More than 30 million people were eligible to cast ballots, but many religious and ethnic minorities were blocked from participating, including in some northern borderlands where voting was canceled because the army had launched operations against ethnic militias.

More than 1 million Rohingya Muslims living in Rakhine had their voting rights stripped in what human rights groups call a pattern of worsening religious discrimination in the Buddhist-majority nation. The Myanmar government views the Rohingya as illegal migrants from neighboring Bangladesh, even though many have lived in the country for generations, and has confined them to displacement camps managed by foreign aid agencies.

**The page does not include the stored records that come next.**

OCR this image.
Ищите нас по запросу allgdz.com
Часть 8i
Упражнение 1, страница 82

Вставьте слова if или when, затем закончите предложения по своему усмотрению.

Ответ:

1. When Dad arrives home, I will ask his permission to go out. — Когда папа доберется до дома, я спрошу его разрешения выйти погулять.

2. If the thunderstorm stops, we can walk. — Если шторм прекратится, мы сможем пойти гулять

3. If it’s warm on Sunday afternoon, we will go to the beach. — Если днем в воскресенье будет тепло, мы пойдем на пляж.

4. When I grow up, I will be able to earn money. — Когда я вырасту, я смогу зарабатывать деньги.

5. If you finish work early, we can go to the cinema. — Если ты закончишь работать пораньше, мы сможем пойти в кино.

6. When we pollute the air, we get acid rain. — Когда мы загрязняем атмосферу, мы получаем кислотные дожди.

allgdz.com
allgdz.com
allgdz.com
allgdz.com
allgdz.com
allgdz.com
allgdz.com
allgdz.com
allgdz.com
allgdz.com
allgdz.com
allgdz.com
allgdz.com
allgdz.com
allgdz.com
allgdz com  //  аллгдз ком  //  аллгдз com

In Sittwe, international election observers said the old Muslim quarter of Aung Mingalar had only 26 registered voters, despite being home to some 4,000 residents.

“I’m not interested in who is going to win because all Muslims have been rejected from this election,” said Mohammad Rafiq, 24, one of 15,000 Rohingya in the Thet Kae Pyin camp on Sittwe’s outskirts.

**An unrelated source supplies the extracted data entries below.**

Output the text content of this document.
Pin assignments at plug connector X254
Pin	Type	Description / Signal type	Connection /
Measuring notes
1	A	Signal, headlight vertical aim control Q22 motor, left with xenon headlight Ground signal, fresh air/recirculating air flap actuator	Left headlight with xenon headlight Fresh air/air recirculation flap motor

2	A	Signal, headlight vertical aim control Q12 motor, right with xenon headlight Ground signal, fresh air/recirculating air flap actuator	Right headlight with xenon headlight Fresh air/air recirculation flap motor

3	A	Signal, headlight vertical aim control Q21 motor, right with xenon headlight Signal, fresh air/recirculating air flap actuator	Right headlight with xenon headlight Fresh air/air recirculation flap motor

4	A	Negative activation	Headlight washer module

Although his sympathies traditionally have lain with the NLD, Rafiq lamented that Suu Kyi had kept a virtual silence on the Rohingya issue, apparently in a bid not to antagonize the military or Buddhist hard-liners.

“I’m not putting my hope in anyone,” Rafiq said. “Maybe Aung San Suu Kyi will do something good for us if she wins. But maybe she won’t.”

Preliminary results were expected Monday.